Loss on drying (2.2.32)
Maximum 0.5 per cent, determined on 1.000 g by drying in an oven at 105 °C.
Sulfated ash (2.4.14)
Maximum 0.1 per cent, determined on 1.0 g.
ASSAY
Dissolve 0.250 g in 50 mL of ethanol (96 per cent) R and add 5.0 mL of 0.01 M hydrochloric acid. Carry out a potentiometric titration (2.2.20), using 0.1 M sodium hydroxide. Read the volume added between the 2 points of inflexion.

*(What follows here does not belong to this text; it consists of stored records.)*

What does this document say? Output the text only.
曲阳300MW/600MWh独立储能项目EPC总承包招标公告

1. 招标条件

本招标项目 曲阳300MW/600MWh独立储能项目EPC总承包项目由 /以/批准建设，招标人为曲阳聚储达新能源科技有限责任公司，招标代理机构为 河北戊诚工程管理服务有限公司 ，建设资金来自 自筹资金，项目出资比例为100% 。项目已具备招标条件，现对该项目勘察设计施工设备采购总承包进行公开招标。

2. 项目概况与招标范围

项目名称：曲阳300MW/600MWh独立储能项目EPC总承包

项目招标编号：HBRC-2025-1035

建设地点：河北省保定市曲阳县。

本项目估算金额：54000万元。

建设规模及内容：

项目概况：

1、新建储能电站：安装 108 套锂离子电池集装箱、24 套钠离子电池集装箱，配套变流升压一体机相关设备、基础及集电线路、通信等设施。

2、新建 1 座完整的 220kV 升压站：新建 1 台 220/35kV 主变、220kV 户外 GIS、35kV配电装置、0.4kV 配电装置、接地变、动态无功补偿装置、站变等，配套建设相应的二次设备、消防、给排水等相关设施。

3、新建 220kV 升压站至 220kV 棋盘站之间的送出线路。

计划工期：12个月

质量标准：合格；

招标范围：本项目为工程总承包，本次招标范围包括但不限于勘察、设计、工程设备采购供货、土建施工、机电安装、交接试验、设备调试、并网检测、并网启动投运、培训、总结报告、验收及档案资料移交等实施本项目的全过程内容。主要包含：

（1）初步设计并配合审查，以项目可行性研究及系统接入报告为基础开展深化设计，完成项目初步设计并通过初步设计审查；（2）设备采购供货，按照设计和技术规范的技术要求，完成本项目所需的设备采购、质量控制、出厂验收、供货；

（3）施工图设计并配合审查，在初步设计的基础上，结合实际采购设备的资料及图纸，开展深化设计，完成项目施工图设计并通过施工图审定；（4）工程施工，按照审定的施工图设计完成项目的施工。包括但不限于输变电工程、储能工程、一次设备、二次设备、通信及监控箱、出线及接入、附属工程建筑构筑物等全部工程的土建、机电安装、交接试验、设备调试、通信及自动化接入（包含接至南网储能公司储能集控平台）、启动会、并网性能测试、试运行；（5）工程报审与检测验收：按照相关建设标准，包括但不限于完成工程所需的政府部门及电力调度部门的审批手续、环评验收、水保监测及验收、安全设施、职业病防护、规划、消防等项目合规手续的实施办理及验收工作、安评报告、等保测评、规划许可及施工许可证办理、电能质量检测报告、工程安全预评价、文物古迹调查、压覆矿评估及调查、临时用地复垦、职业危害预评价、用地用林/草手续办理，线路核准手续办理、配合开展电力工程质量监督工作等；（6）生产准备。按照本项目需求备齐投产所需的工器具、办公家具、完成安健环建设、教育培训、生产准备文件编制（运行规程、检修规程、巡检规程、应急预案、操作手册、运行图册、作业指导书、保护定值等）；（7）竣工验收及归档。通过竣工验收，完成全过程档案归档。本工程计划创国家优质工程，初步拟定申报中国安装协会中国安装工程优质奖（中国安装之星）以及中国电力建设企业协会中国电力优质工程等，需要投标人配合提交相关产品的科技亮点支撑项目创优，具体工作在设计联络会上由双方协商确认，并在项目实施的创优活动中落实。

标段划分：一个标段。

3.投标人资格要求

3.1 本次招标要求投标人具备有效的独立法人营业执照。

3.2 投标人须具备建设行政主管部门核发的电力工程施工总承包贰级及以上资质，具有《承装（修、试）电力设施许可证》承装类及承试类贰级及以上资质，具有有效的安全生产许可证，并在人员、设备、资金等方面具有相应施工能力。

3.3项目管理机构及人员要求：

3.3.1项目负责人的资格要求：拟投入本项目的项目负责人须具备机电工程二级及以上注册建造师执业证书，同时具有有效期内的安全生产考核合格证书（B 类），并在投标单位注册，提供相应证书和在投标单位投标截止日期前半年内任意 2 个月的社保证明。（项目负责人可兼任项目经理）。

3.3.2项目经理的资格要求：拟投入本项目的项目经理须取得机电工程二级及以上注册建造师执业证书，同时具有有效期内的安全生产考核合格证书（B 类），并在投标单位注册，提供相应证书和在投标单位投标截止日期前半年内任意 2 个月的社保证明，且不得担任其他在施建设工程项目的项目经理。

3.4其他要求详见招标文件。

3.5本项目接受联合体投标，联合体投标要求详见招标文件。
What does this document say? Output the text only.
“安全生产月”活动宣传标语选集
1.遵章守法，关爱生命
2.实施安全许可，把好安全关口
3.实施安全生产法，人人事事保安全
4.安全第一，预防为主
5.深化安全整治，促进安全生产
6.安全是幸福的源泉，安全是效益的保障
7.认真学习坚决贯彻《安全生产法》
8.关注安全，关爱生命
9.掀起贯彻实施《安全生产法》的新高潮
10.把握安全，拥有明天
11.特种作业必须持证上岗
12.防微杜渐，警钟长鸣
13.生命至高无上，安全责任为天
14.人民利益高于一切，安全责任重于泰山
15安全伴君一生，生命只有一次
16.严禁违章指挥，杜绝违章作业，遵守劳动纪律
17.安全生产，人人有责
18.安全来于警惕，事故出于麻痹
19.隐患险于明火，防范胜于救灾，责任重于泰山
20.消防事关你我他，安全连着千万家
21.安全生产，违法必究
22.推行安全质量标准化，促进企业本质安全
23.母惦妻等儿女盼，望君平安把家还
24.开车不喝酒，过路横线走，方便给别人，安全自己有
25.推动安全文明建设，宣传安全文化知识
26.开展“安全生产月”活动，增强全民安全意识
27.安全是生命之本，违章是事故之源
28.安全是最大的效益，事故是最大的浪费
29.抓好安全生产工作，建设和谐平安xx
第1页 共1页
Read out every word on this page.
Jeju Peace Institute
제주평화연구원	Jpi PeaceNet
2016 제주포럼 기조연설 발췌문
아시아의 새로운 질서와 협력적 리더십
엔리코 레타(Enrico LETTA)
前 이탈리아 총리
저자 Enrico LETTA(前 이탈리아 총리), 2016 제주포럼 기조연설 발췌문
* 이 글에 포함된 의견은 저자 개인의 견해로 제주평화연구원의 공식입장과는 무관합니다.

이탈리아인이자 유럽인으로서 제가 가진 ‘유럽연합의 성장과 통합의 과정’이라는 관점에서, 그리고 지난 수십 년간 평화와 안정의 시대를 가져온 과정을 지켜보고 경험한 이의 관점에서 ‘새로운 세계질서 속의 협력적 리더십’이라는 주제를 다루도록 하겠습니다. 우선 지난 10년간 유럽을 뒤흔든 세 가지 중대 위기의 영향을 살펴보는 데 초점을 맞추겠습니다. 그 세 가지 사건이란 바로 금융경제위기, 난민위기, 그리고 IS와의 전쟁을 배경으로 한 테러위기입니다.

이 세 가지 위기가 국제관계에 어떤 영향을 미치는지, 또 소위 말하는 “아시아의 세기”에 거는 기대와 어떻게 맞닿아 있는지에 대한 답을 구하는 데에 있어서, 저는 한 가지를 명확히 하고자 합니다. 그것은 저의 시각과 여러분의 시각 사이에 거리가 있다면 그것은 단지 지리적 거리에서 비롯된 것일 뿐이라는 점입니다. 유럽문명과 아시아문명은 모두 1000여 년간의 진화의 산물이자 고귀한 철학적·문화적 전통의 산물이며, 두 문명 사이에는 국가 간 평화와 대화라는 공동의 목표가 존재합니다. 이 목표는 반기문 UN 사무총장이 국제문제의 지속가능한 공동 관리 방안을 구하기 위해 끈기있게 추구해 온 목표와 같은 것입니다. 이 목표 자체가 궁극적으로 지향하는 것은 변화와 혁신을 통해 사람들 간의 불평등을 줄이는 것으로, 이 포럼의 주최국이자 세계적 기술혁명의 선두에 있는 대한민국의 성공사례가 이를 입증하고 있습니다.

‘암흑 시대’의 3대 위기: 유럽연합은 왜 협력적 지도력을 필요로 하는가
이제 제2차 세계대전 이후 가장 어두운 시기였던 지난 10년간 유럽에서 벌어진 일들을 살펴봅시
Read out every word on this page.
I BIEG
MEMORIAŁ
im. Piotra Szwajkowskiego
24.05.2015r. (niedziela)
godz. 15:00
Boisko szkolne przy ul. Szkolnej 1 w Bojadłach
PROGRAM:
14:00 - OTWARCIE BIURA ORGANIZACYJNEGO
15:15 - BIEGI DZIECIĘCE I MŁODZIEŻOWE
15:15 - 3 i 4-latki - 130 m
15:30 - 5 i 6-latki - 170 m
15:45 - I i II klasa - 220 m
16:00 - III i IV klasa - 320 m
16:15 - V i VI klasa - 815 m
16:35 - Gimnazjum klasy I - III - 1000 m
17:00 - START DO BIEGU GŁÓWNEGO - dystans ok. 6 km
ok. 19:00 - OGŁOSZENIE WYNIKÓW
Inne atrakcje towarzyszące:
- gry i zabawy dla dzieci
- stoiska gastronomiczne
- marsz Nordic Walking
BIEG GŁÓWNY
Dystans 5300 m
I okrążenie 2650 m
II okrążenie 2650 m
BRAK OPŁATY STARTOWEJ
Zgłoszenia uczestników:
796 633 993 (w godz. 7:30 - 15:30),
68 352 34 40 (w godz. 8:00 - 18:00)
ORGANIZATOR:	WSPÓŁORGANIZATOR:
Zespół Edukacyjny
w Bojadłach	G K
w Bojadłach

1 mL of 0.1 M sodium hydroxide is equivalent to 31.69 mg of C19H25ClN2.
STORAGE
Protected from light.
IMPURITIES
Specified impurities B.
Other detectable impurities (the following substances would, if present at a sufficient level, be detected by one or other of the tests in the monograph. They are limited by the general acceptance criterion for other/unspecified impurities and/or by the general monograph Substances for pharmaceutical use (2034). It is therefore not necessary to identify these impurities for demonstration of compliance. See also 5.10. Control of impurities in substances for pharmaceutical use) A, C.
A. 3-(10,11-dihydro-5H-dibenzo[b,f]azepin-5-yl)-N-methylpropan-1-amine (desipramine),
B. 3-(5H-dibenzo[b,f]azepin-5-yl)-N,N-dimethylpropan-1-amine (depramine),
C. 10-[3-(dimethylamino)propyl]acridin-9(10H)-one.